With 11.8 million bpd "shut in" or no longer being pumped at wells in six different Gulf producer states, this is now the most severe supply disruption of the modern oil era, Rystad says.
Production across these six countries before the war was 24.2 million bpd in January and it now stands at 12.4 million bpd, the note said. Saudi Arabia has had to reduce output the most, proportionally, by 3.8 million bpd or 32% then Iraq with a 2.8 million bpd reduction and a 2 million bpd reduction in Kuwait.
These three country snake up about three quarters of the shut-in volumes.
Hormuz traffic averaged 5 to 10 vessels per day in March versus typical pre-war movement of about 120 per day while LNG-laden vessels are virtually nil.

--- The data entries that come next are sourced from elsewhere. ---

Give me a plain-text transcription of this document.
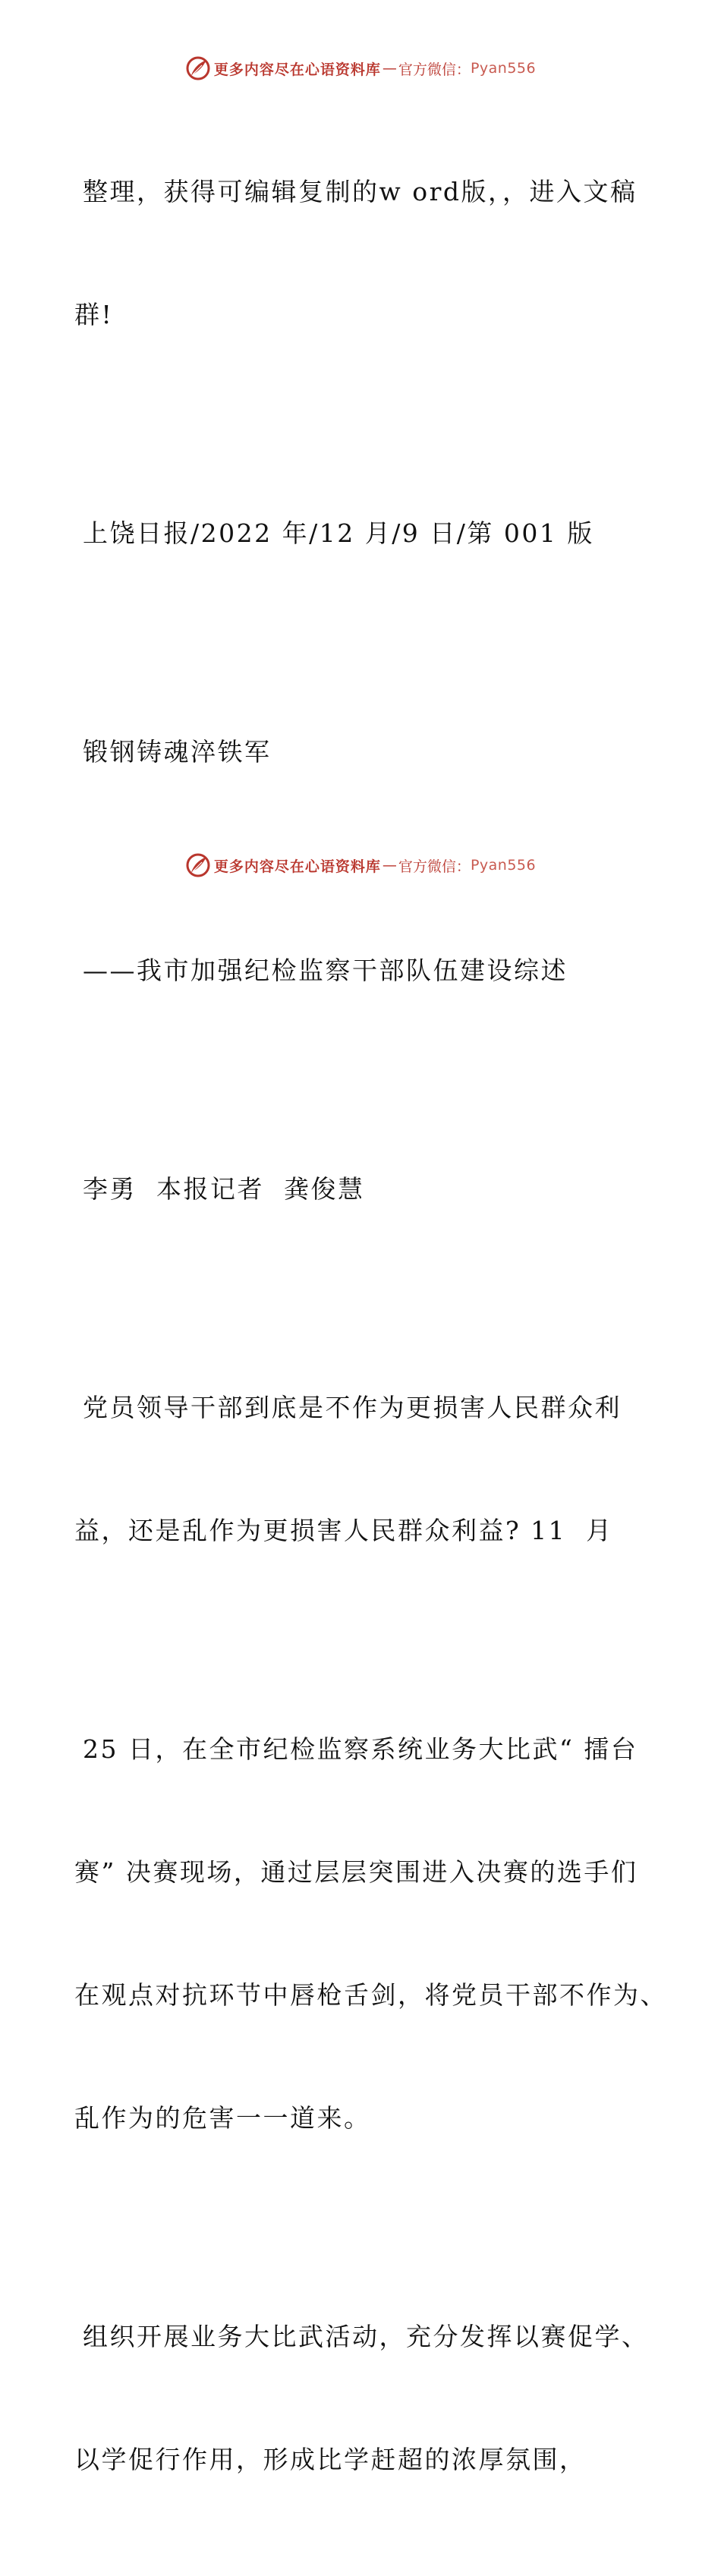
更多内容尽在心语资料库 — 官方微信： Pyan556

整理，获得可编辑复制的w ord版，，进入文稿

群!

上饶日报/2022 年/12 月/9 日/第 001 版

锻钢铸魂淬铁军

——我市加强纪检监察干部队伍建设综述

李勇  本报记者  龚俊慧

党员领导干部到底是不作为更损害人民群众利

益，还是乱作为更损害人民群众利益? 11  月

25 日，在全市纪检监察系统业务大比武“ 擂台

赛” 决赛现场，通过层层突围进入决赛的选手们

在观点对抗环节中唇枪舌剑，将党员干部不作为、

乱作为的危害一一道来。

组织开展业务大比武活动，充分发挥以赛促学、

以学促行作用，形成比学赶超的浓厚氛围，

更多内容尽在心语资料库 — 官方微信： Pyan556
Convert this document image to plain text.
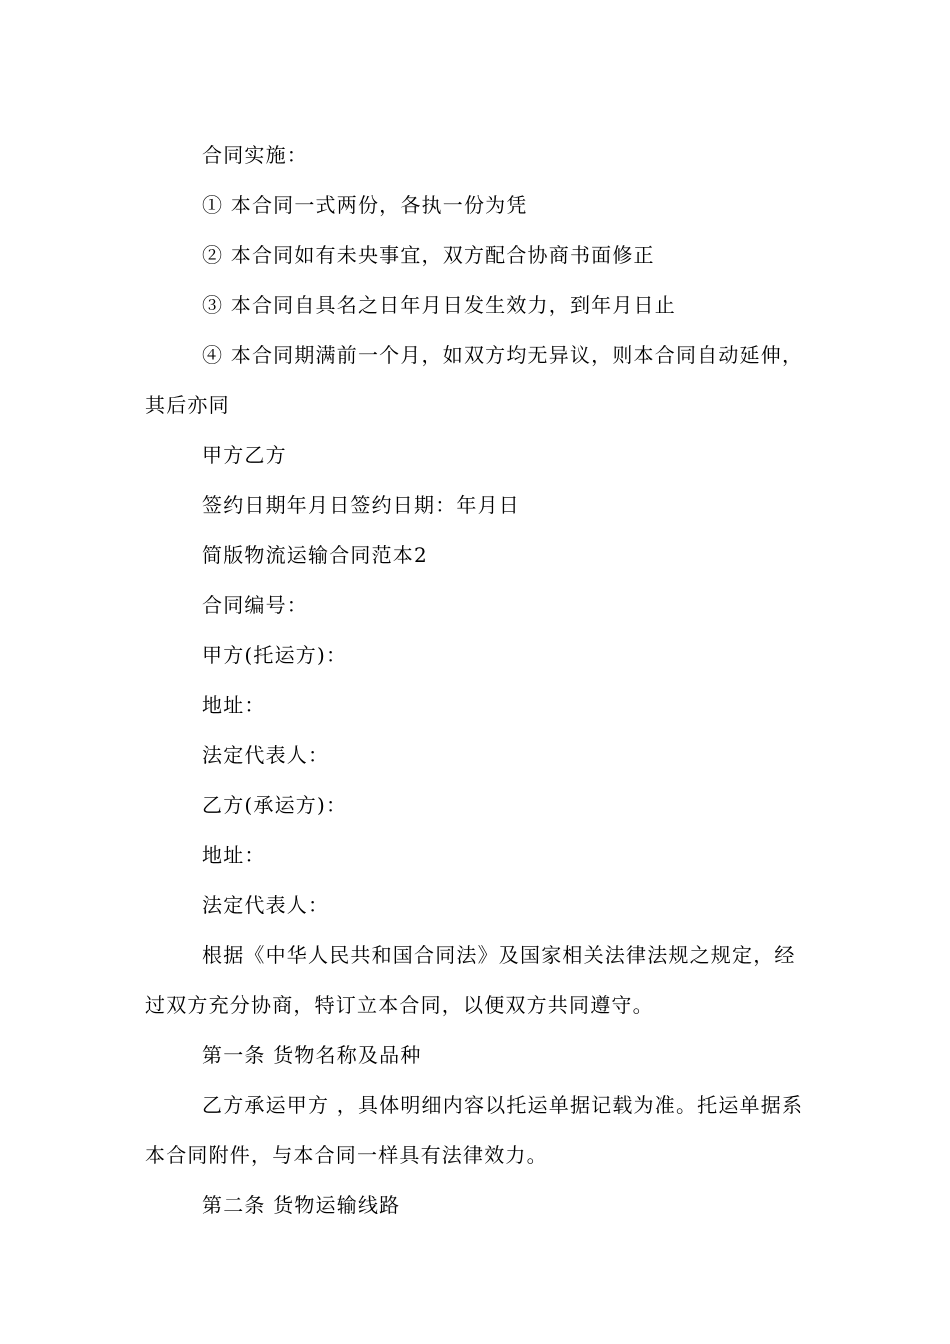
合同实施：

① 本合同一式两份，各执一份为凭

② 本合同如有未央事宜，双方配合协商书面修正

③ 本合同自具名之日年月日发生效力，到年月日止

④ 本合同期满前一个月，如双方均无异议，则本合同自动延伸，其后亦同

甲方乙方

签约日期年月日签约日期：年月日

简版物流运输合同范本2

合同编号：

甲方(托运方)：

地址：

法定代表人：

乙方(承运方)：

地址：

法定代表人：

根据《中华人民共和国合同法》及国家相关法律法规之规定，经过双方充分协商，特订立本合同，以便双方共同遵守。

第一条 货物名称及品种

乙方承运甲方 ，具体明细内容以托运单据记载为准。托运单据系本合同附件，与本合同一样具有法律效力。

第二条 货物运输线路
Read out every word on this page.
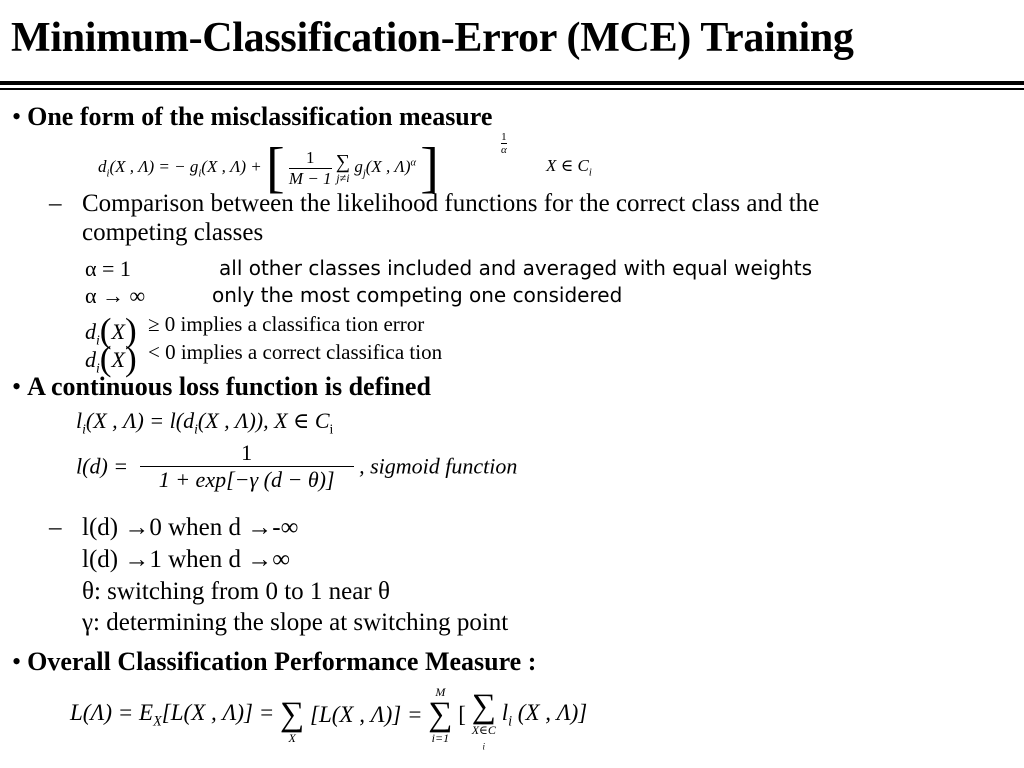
Minimum-Classification-Error (MCE) Training
• One form of the misclassification measure
$d_i(X$ , Λ) = − $g_i(X$ , Λ) + [ $\frac{1}{M - 1}$
∑
j≠i
$g_j(X$ , Λ)$^\alpha$ ]	1
α
X ∈ $C_i$
– Comparison between the likelihood functions for the correct class and the
competing classes
α = 1	all other classes included and averaged with equal weights
α → ∞	only the most competing one considered
$d_i(X) \ge 0$ implies a classifica tion error
$d_i(X) < 0$ implies a correct classifica tion
• A continuous loss function is defined
$l_i(X$ , $\Lambda) = l(d_i(X$ , Λ)), X ∈ $C_i$
$l(d) = \frac{1}{1 + \exp[-\gamma (d - \theta)]}$ , sigmoid function
– l(d) →0 when d →-∞
l(d) →1 when d →∞
θ: switching from 0 to 1 near θ
γ: determining the slope at switching point
• Overall Classification Performance Measure :
$L(\Lambda) = E_X[L(X$ , Λ)] = ∑
X
[L(X , Λ)] =
M
∑
i=1
[ ∑
X∈C
$_i$
$l_i$ (X , Λ)]
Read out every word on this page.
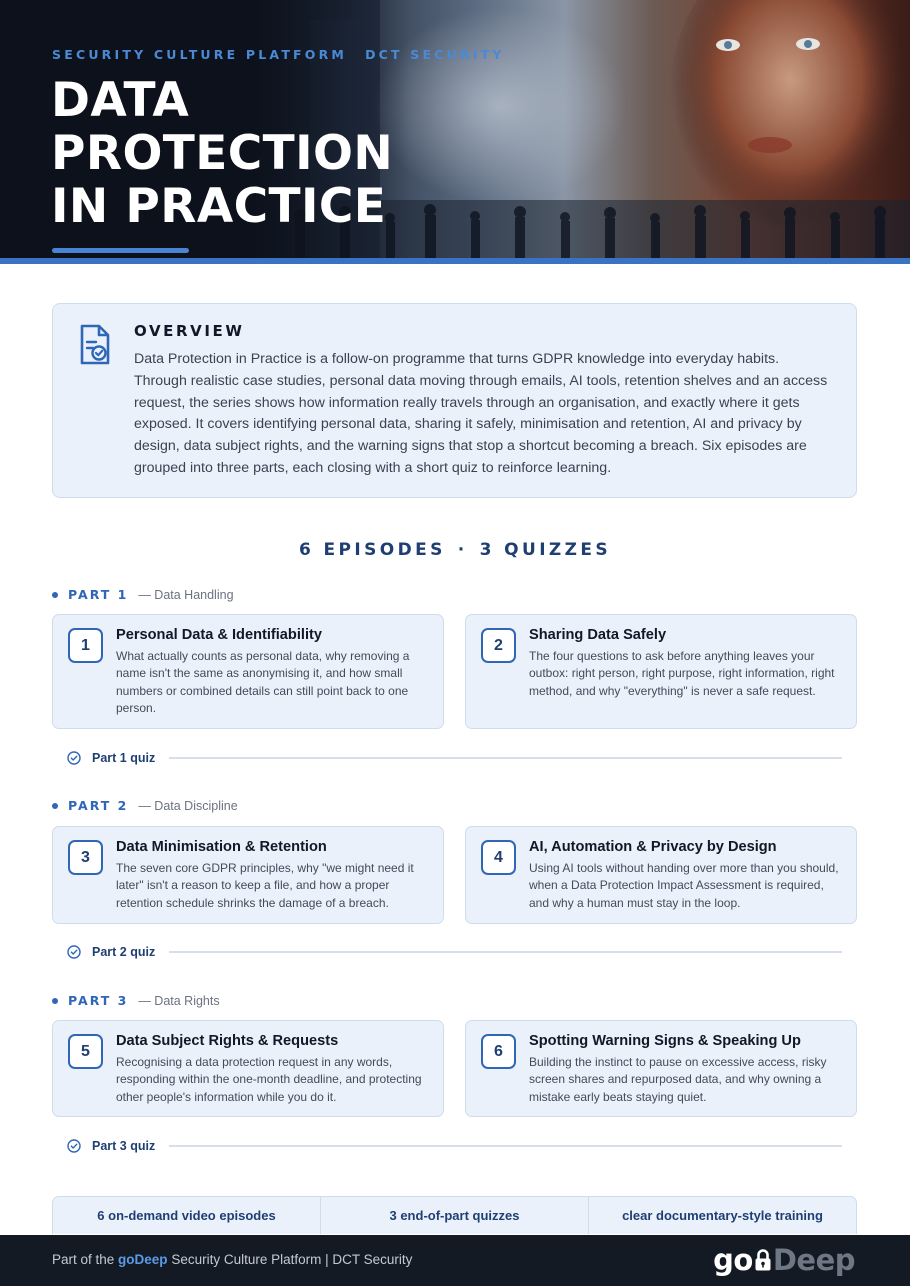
SECURITY CULTURE PLATFORM DCT SECURITY
DATA
PROTECTION
IN PRACTICE
OVERVIEW
Data Protection in Practice is a follow-on programme that turns GDPR knowledge into everyday habits. Through realistic case studies, personal data moving through emails, AI tools, retention shelves and an access request, the series shows how information really travels through an organisation, and exactly where it gets exposed. It covers identifying personal data, sharing it safely, minimisation and retention, AI and privacy by design, data subject rights, and the warning signs that stop a shortcut becoming a breach. Six episodes are grouped into three parts, each closing with a short quiz to reinforce learning.
6 EPISODES · 3 QUIZZES
PART 1 — Data Handling
1
Personal Data & Identifiability
What actually counts as personal data, why removing a name isn't the same as anonymising it, and how small numbers or combined details can still point back to one person.
2
Sharing Data Safely
The four questions to ask before anything leaves your outbox: right person, right purpose, right information, right method, and why "everything" is never a safe request.
Part 1 quiz
PART 2 — Data Discipline
3
Data Minimisation & Retention
The seven core GDPR principles, why "we might need it later" isn't a reason to keep a file, and how a proper retention schedule shrinks the damage of a breach.
4
AI, Automation & Privacy by Design
Using AI tools without handing over more than you should, when a Data Protection Impact Assessment is required, and why a human must stay in the loop.
Part 2 quiz
PART 3 — Data Rights
5
Data Subject Rights & Requests
Recognising a data protection request in any words, responding within the one-month deadline, and protecting other people's information while you do it.
6
Spotting Warning Signs & Speaking Up
Building the instinct to pause on excessive access, risky screen shares and repurposed data, and why owning a mistake early beats staying quiet.
Part 3 quiz
6 on-demand video episodes	3 end-of-part quizzes	clear documentary-style training
Part of the goDeep Security Culture Platform | DCT Security	go Deep
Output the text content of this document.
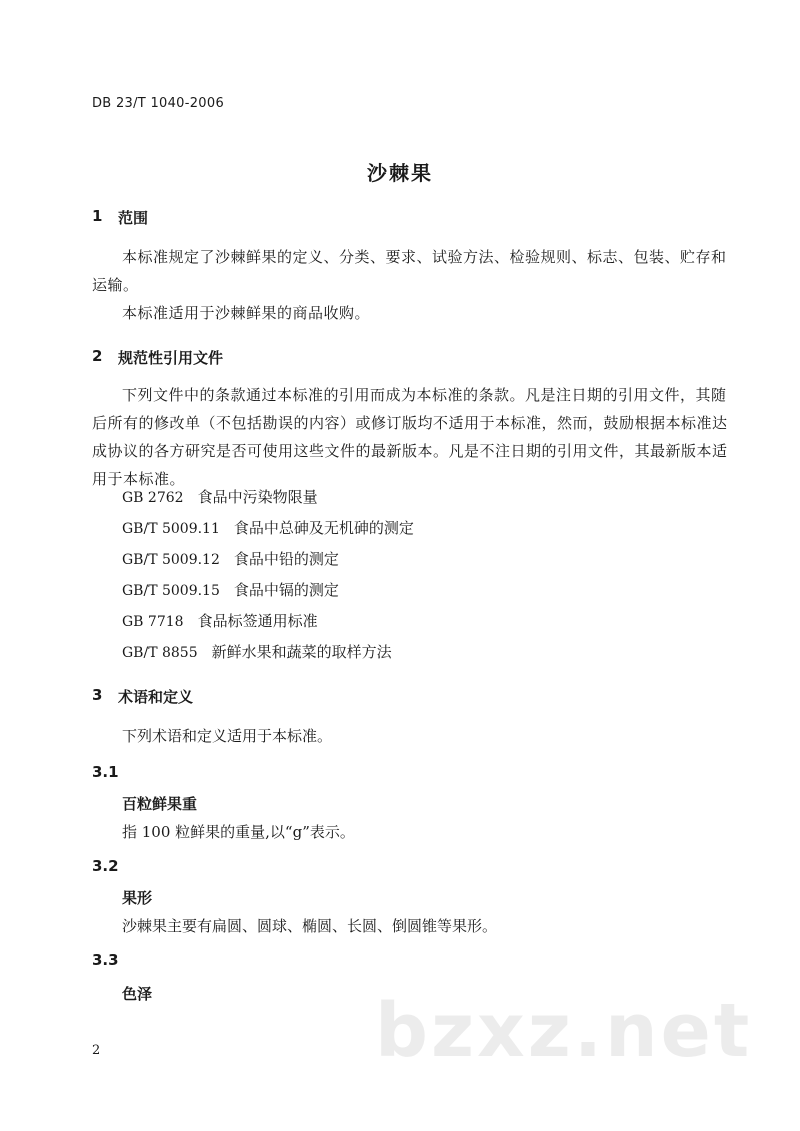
DB 23/T 1040-2006
沙棘果
1 范围
本标准规定了沙棘鲜果的定义、分类、要求、试验方法、检验规则、标志、包装、贮存和运输。
本标准适用于沙棘鲜果的商品收购。
2 规范性引用文件
下列文件中的条款通过本标准的引用而成为本标准的条款。凡是注日期的引用文件，其随后所有的修改单（不包括勘误的内容）或修订版均不适用于本标准，然而，鼓励根据本标准达成协议的各方研究是否可使用这些文件的最新版本。凡是不注日期的引用文件，其最新版本适用于本标准。
GB 2762 食品中污染物限量
GB/T 5009.11 食品中总砷及无机砷的测定
GB/T 5009.12 食品中铅的测定
GB/T 5009.15 食品中镉的测定
GB 7718 食品标签通用标准
GB/T 8855 新鲜水果和蔬菜的取样方法
3 术语和定义
下列术语和定义适用于本标准。
3.1
百粒鲜果重
指 100 粒鲜果的重量,以“g”表示。
3.2
果形
沙棘果主要有扁圆、圆球、椭圆、长圆、倒圆锥等果形。
3.3
色泽
2	bzxz.net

Adnoc has fast-tracked an expansion of the Adcop pipeline to connect onshore fields to Fujairah, a project that will take its nameplate capacity to 3.3 million bpd from 1.8 million.
Iran loaded an average 1.64 million bpd in March before the US blockade of its ports began in April, Rystad said.
Exports fell to 1.34 million bpd in April and are likely to have dipped below 500,000 in May with the US military's Central Command halting 107 vessels heading to or from Iranian ports, as of May 27.
China reduced imports of Iranian crude by 500,000 in April to about 1.1 million bpd. Iran has between 150 million and 160 million barrels of oil on water supplying Chinese refiners and maintaining Iranian revenues, while those supplies last.
Even if the Hormuz Strait reopens around mid-July, upstream recovery will take time, with tanker repositioning necessary and limiting potential July recovery of shut-in volumes to 10-15%, Rystad said.
A stronger recovery would take place over August and September with supplies in the Middle East rising to 17.3 million and 20.9 million bpd respectively, it said, while 85% of lost volumes would be restored by October, the note said.